Steve Rothery: Ja, es begann proggy und hatte eine unerwartete Wendung.
Wollt ihr noch weitere Britney Spears-Songs covern?
Steve Rothery: *Gelächter* Nein. Das war einmalig. Und auch der ABBA-Song machte sehr viel Spaß. Vor allem Steves Kostümwechsel.
Eine Frage noch zum Song "Faith". Gegenüber der Butlins-Version von 2003 hat sich nicht viel geändert... Ich kann mich erinnern, dass ihr große Veränderungen angekündigt habt. Warum habt ihr entschieden, den Song gerade jetzt auf CD zu pressen?
Steve Rothery: Hm, das Arrangement wurde schon stark verändert. Wir haben den Song mit Mike Hunter aufgenommen noch bevor wir das Album einspielten. Wir waren uns einig, dass "Faith" seinen Job als Abschluss des Albums tun würde. Es sind viele kraftvolle Songs auf dem Album und wir wollten einen ruhigen Abschluss, wie mit "Made Again" auf "Brave".
Stimmt - dieser Vergleich ist mir auch als erstes in den Sinn gekommen.
Steve Rothery: Ja, wir wollten auch hier einen Kontrapunkt setzen. Genau das war die Absicht.
Wie sieht es mit deinem Soloprojekt aus - "The Wishing Tree"?

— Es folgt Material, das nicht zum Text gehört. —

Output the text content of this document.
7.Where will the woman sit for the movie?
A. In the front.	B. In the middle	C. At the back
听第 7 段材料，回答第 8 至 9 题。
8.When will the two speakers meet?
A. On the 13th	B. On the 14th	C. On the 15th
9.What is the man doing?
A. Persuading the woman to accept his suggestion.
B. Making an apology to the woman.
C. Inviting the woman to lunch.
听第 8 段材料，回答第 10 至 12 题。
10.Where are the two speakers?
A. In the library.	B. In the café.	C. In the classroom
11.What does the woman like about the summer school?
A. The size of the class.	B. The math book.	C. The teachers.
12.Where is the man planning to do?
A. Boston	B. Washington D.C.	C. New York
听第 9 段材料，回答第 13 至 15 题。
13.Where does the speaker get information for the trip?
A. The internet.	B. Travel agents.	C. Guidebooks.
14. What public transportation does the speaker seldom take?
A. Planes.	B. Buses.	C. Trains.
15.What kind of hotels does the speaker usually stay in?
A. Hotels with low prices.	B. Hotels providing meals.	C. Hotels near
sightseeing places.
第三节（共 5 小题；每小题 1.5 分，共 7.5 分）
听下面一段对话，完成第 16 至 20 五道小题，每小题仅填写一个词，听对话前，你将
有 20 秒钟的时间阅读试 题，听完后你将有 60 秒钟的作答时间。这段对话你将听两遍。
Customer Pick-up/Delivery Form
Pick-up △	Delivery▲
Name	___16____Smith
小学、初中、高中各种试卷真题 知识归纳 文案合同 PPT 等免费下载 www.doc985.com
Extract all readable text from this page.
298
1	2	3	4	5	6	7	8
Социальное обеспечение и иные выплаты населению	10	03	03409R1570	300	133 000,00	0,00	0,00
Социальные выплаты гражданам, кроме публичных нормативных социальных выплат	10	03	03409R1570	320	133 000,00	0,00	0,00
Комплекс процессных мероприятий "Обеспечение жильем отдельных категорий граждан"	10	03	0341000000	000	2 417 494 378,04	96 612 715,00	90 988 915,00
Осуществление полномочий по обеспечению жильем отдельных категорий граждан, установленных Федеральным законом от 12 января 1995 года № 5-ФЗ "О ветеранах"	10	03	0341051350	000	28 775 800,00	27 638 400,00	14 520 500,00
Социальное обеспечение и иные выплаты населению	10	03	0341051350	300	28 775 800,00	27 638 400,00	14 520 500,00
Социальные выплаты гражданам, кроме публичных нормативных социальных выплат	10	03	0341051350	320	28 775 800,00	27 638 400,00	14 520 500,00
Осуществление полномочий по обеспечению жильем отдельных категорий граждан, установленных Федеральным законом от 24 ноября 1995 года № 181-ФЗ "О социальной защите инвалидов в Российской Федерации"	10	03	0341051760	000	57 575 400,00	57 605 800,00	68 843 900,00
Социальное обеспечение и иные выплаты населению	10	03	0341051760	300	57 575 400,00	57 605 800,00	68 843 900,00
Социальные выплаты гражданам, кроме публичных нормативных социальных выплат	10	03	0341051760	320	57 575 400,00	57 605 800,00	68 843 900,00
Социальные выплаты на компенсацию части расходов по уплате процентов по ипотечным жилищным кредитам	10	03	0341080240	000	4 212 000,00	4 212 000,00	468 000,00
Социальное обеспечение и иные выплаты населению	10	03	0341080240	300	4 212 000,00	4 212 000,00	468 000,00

Steve Rothery: Ich hoffe sehr, dass das neue Album im nächsten Oktober veröffentlicht werden kann. Vier Tracks sind fertig gestellt und ich spüre ein großes Interesse auf unserer "My Space" Seite. Einige berühmte Leute scheinen die Songs zu mögen. *schmunzelt*
Euer erstes Album war sehr gut. Hannah Stobart ist eine ausgezeichnete Sängerin mit einer wundervollen Stimme.
Steve Rothery: Ja, hört euch die Songs auf "My Space" an. Das ist wirklich eine großartige Sache. Man lernt Leute kennen, die die gleiche Art von Musik mögen, die erzählen das ihren Freunden weiter, die dann wiederum auf die Seite kommen. Ein guter Weg, um Werbung zu machen.
Du hast ein Weekend im Jahr 2009 erwähnt. Seid ihr wieder in der Planung?
Steve Rothery: Ja, wir sprechen über März 2009.
"Season's End" ist dann 20 Jahre alt, Steve Hogarth 20 Jahre bei euch. Also schon eine Jubiläumssache?
Steve Rothery: Klar. Wir überlegen auch, die Soloprojekte auf die Bühne zu bringen. "The Wishing Tree" und die "H-Band".
Vielen Dank für das Interview - und viel Erfolg mit "Somewhere Else" !!!